There have been countless situations in which I’ve based my choices around what others will think, what others have done, what works and doesn’t work for other people. What is the first thing we do when we have a big decision to make? We consult others. We ask our friends and our peers for their recommendations. We research the experiences that other people have had when faced with similar choices. We base everything around what others have succeeded or failed with.

This rings especially true when it comes to photographers. In this age, it is nearly impossible to stand out as a photographer. There are so many of us; the market is so saturated. The teacher of a photography course I took said that in order to be successful in your photography business, you need to be in the top ten percentile in your region. In a region like the Lower Mainland and Vancouver, that is a daunting task.
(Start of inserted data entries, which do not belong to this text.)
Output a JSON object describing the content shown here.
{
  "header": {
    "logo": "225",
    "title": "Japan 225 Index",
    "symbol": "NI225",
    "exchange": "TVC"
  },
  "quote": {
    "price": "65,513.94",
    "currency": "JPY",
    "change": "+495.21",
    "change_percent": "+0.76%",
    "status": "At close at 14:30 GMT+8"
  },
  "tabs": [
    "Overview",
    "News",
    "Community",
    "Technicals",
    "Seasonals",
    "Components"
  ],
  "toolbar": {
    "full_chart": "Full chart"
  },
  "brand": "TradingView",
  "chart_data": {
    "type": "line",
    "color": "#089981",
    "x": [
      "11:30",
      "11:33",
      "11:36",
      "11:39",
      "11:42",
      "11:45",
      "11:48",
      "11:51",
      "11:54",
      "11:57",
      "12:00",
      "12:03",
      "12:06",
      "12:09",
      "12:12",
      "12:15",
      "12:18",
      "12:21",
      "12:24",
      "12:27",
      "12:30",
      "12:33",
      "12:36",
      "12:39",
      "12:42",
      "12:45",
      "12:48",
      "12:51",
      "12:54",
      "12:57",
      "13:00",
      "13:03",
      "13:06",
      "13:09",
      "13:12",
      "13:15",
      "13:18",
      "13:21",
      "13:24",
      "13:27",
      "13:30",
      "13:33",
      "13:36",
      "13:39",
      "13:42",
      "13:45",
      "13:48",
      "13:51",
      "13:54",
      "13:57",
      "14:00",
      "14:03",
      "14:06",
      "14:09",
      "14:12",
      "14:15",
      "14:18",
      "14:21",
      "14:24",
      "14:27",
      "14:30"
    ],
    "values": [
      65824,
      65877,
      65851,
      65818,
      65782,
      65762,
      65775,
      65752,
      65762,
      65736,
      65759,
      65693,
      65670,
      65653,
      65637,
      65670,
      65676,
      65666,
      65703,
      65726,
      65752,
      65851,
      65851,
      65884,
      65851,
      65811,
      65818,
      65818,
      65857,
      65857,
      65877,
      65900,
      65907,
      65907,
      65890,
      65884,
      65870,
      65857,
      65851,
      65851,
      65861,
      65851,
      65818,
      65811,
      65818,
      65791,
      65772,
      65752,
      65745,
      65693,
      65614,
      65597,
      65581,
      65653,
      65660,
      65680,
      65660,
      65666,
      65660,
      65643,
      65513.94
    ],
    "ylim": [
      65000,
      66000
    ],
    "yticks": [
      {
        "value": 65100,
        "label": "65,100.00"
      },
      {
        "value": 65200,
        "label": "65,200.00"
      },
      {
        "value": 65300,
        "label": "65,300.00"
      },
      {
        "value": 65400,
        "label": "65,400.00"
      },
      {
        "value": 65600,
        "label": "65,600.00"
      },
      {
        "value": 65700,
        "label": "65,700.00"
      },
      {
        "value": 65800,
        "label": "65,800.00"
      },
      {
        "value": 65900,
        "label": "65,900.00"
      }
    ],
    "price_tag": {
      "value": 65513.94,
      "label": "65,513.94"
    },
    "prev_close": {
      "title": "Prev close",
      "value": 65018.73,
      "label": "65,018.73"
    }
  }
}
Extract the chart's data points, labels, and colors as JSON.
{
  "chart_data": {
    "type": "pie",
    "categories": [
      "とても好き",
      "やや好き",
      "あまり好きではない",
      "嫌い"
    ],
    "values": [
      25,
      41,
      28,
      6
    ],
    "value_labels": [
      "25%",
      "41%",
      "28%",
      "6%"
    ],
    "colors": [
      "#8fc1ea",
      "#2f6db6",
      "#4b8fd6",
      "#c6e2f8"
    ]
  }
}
It is difficult to escape the tendency to view the work of the successful photographers who are in that top ten percentile and not model your work after them, even subconsciously. It’s only natural to look at their photographs and their way of interacting with their clients and thinking, hey, this is clearly what works – this is what I should be doing, too.
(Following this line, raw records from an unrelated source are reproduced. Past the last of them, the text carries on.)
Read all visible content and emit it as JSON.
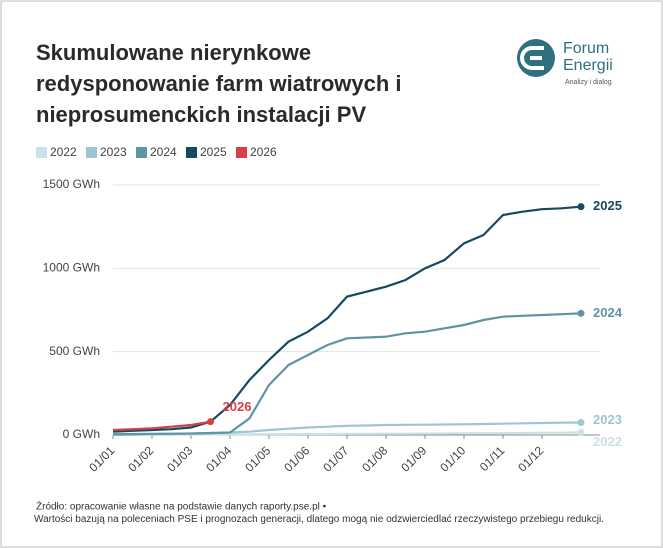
{
  "chart_data": {
    "type": "line",
    "title_lines": [
      "Skumulowane nierynkowe",
      "redysponowanie farm wiatrowych i",
      "nieprosumenckich instalacji PV"
    ],
    "logo": {
      "name_lines": [
        "Forum",
        "Energii"
      ],
      "tagline": "Analizy i dialog"
    },
    "x": [
      "01/01",
      "15/01",
      "01/02",
      "15/02",
      "01/03",
      "15/03",
      "01/04",
      "15/04",
      "01/05",
      "15/05",
      "01/06",
      "15/06",
      "01/07",
      "15/07",
      "01/08",
      "15/08",
      "01/09",
      "15/09",
      "01/10",
      "15/10",
      "01/11",
      "15/11",
      "01/12",
      "15/12",
      "31/12"
    ],
    "xticks": [
      "01/01",
      "01/02",
      "01/03",
      "01/04",
      "01/05",
      "01/06",
      "01/07",
      "01/08",
      "01/09",
      "01/10",
      "01/11",
      "01/12"
    ],
    "ylim": [
      0,
      1500
    ],
    "yticks": [
      {
        "value": 0,
        "label": "0 GWh"
      },
      {
        "value": 500,
        "label": "500 GWh"
      },
      {
        "value": 1000,
        "label": "1000 GWh"
      },
      {
        "value": 1500,
        "label": "1500 GWh"
      }
    ],
    "grid": true,
    "series": [
      {
        "name": "2022",
        "color": "#c9e1e7",
        "values": [
          0,
          1,
          2,
          2,
          3,
          3,
          4,
          4,
          5,
          5,
          6,
          6,
          7,
          7,
          8,
          8,
          9,
          9,
          10,
          10,
          11,
          12,
          13,
          14,
          15
        ]
      },
      {
        "name": "2023",
        "color": "#9cc6d1",
        "values": [
          0,
          2,
          4,
          6,
          8,
          10,
          15,
          20,
          30,
          38,
          45,
          50,
          55,
          57,
          60,
          61,
          62,
          63,
          64,
          66,
          68,
          70,
          72,
          74,
          75
        ]
      },
      {
        "name": "2024",
        "color": "#5f93a6",
        "values": [
          5,
          6,
          7,
          8,
          9,
          12,
          15,
          100,
          300,
          420,
          480,
          540,
          580,
          585,
          590,
          610,
          620,
          640,
          660,
          690,
          710,
          715,
          720,
          725,
          730
        ]
      },
      {
        "name": "2025",
        "color": "#124b5f",
        "values": [
          20,
          25,
          30,
          35,
          45,
          80,
          180,
          330,
          450,
          560,
          620,
          700,
          830,
          860,
          890,
          930,
          1000,
          1050,
          1150,
          1200,
          1320,
          1340,
          1355,
          1360,
          1370
        ]
      },
      {
        "name": "2026",
        "color": "#d64045",
        "values": [
          30,
          35,
          40,
          50,
          60,
          80,
          null,
          null,
          null,
          null,
          null,
          null,
          null,
          null,
          null,
          null,
          null,
          null,
          null,
          null,
          null,
          null,
          null,
          null,
          null
        ]
      }
    ],
    "source": "Źródło: opracowanie własne na podstawie danych raporty.pse.pl •",
    "note": "Wartości bazują na poleceniach PSE i prognozach generacji, dlatego mogą nie odzwierciedlać rzeczywistego przebiegu redukcji."
  }
}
I’m not referring to plagiarizing or outright stealing of ideas, but the subtleties that photographers tend to pick up about other photographers. There are subtle details in shooting style, post-processing techniques, and interactions with clients that the clients themselves might not even notice. Stealing is one thing, but being affected by the style of another photographer – basing our own decisions on equipment, shooting, post-processing and marketing techniques on the success or failure of other photographers – is very difficult to escape.

It isn’t always a bad thing to be affected this way by our role models and our peers. It is entirely possible to gain a new perspective from another photographer that we admire and take it in a whole new direction, with our own twist. The trouble comes when you’re so overexposed to what others are doing with their work that you lose sight of what your work is, what your style is. How can you stand out in this saturated market when you yourself don’t even know what makes you unique?
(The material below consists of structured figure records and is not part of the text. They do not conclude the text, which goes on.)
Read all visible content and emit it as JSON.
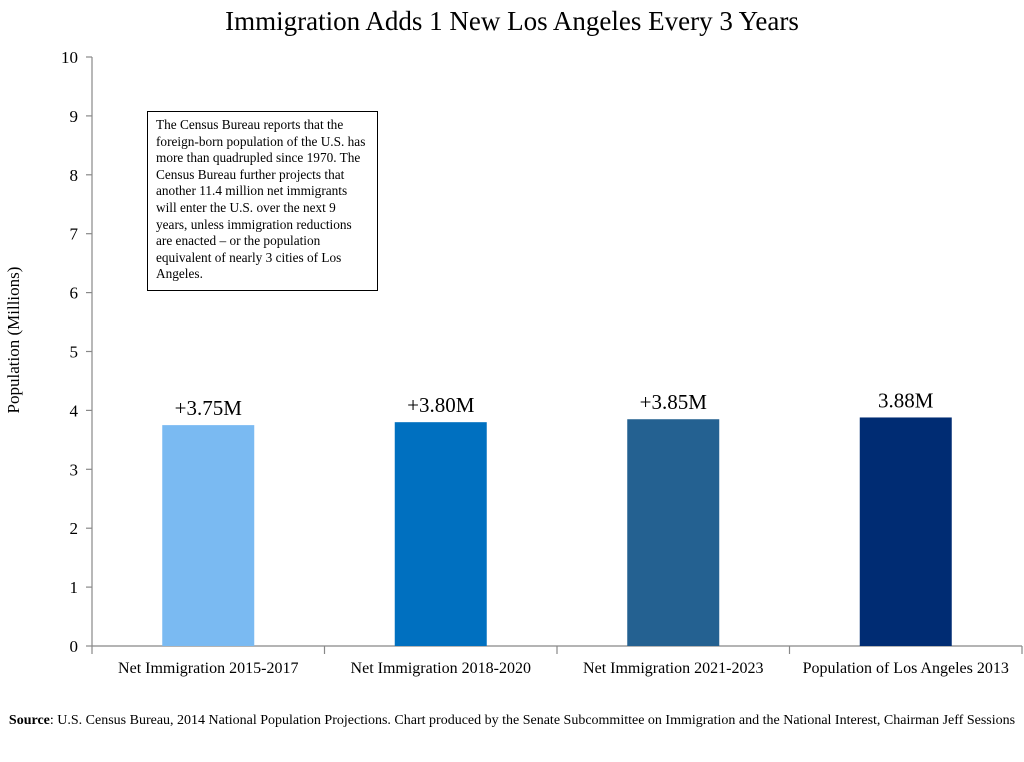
{
  "chart_data": {
    "type": "bar",
    "title": "Immigration Adds 1 New Los Angeles Every 3 Years",
    "xlabel": "",
    "ylabel": "Population (Millions)",
    "ylim": [
      0,
      10
    ],
    "yticks": [
      0,
      1,
      2,
      3,
      4,
      5,
      6,
      7,
      8,
      9,
      10
    ],
    "grid": false,
    "categories": [
      "Net Immigration 2015-2017",
      "Net Immigration 2018-2020",
      "Net Immigration 2021-2023",
      "Population of Los Angeles 2013"
    ],
    "values": [
      3.75,
      3.8,
      3.85,
      3.88
    ],
    "data_labels": [
      "+3.75M",
      "+3.80M",
      "+3.85M",
      "3.88M"
    ],
    "colors": [
      "#7abaf2",
      "#0070c0",
      "#246191",
      "#002c73"
    ],
    "annotation": "The Census Bureau reports that the foreign-born population of the U.S. has more than quadrupled since 1970.  The Census Bureau further projects that another 11.4 million net immigrants will enter the U.S. over the next 9 years, unless immigration reductions are enacted – or the population equivalent of nearly 3 cities of Los Angeles."
  },
  "source": {
    "label": "Source",
    "text": ": U.S. Census Bureau, 2014 National Population Projections. Chart produced by the Senate Subcommittee on Immigration and the National Interest, Chairman  Jeff Sessions"
  }
}
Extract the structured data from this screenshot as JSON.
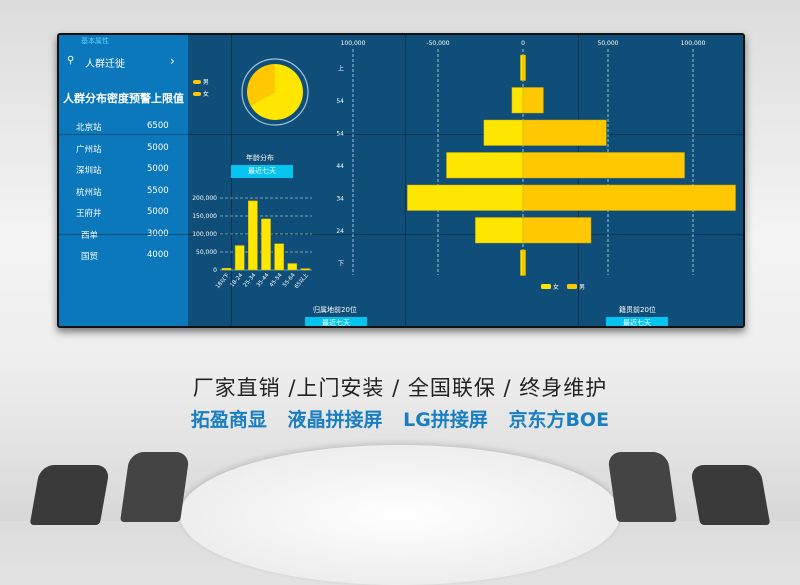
{
  "left_panel": {
    "section_label": "基本属性",
    "nav_item": "人群迁徙",
    "nav_arrow": "›",
    "title": "人群分布密度预警上限值",
    "stations": [
      {
        "name": "北京站",
        "value": "6500"
      },
      {
        "name": "广州站",
        "value": "5000"
      },
      {
        "name": "深圳站",
        "value": "5000"
      },
      {
        "name": "杭州站",
        "value": "5500"
      },
      {
        "name": "王府井",
        "value": "5000"
      },
      {
        "name": "西单",
        "value": "3000"
      },
      {
        "name": "国贸",
        "value": "4000"
      }
    ]
  },
  "gender_legend": [
    "男",
    "女"
  ],
  "age_section": {
    "title": "年龄分布",
    "button": "最近七天"
  },
  "origin_section": {
    "title": "归属地前20位",
    "button": "最近七天"
  },
  "native_section": {
    "title": "籍贯前20位",
    "button": "最近七天"
  },
  "colors": {
    "yellow": "#ffe600",
    "orange": "#ffc800",
    "panel_blue": "#0b78bb",
    "dark_blue": "#0f4e78",
    "button": "#06c4f0",
    "slogan_blue": "#1a7fc0"
  },
  "chart_data": [
    {
      "type": "pie",
      "categories": [
        "男",
        "女"
      ],
      "values": [
        33,
        67
      ]
    },
    {
      "type": "bar",
      "categories": [
        "18以下",
        "18-24",
        "25-34",
        "35-44",
        "45-54",
        "55-64",
        "65以上"
      ],
      "values": [
        5000,
        68000,
        192000,
        142000,
        73000,
        18000,
        4000
      ],
      "yticks": [
        "200,000",
        "150,000",
        "100,000",
        "50,000",
        "0"
      ],
      "ylim": [
        0,
        200000
      ],
      "grid": true
    },
    {
      "type": "bar",
      "orientation": "horizontal",
      "categories": [
        "上",
        "54",
        "54",
        "44",
        "34",
        "24",
        "下"
      ],
      "series": [
        {
          "name": "女",
          "values": [
            -1500,
            -6500,
            -23000,
            -45000,
            -68000,
            -28000,
            -1500
          ]
        },
        {
          "name": "男",
          "values": [
            1500,
            12000,
            49000,
            95000,
            125000,
            40000,
            1500
          ]
        }
      ],
      "xticks": [
        "100,000",
        "-50,000",
        "0",
        "50,000",
        "100,000"
      ],
      "xlim": [
        -100000,
        125000
      ],
      "grid": true,
      "legend": "bottom"
    }
  ],
  "slogan": {
    "line1": "厂家直销 /上门安装 / 全国联保 / 终身维护",
    "line2": "拓盈商显 液晶拼接屏 LG拼接屏 京东方BOE"
  }
}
The bad news is that you can’t search for what makes you unique. You can’t go on an epic journey of self exploration and hope to come back with some key thing or another that suddenly makes you unlike every other photographer around you. There is no such thing as a truly original thought or idea. I believe that. Billions of souls have lived and thought and created and there is nothing we can do that no one has ever considered before. There is only one truly unique thing in this world, and that is the collection of thoughts, ideas, flaws, talents, perspectives, mistakes, and successes that make up one individual person. Everything about ourselves, all those things combined make us a truly unique individual that no one else can duplicate. This is our only hope for standing out.

This is what leads me to the thought that it would be much easier to go through life with blinders on. If our only option was to do only what occurs naturally to us, to our self, most of us would be starkly different people than who we are right now. But of course, it’s impossible to live life that way one hundred percent of the time, and it’s probably a good thing. How other people affect us often makes us better people. However, my new goal when it comes to my art is, for one, to view my work as that – as art – first and foremost. Art is meant to reflect what is inside the artist; it comes entirely from our own being. For that reason alone it is unique.

My other new goal for my art is to turn on my blinders and start creating what comes naturally to me. I won’t be affected by what others like and dislike. I won’t be affected by what sells and what doesn’t. I won’t be affected by the techniques that other people use. I won’t be affected by what other artists consider to be art – or what they consider not to be art. From now on, the only thing that my photos will reflect is me.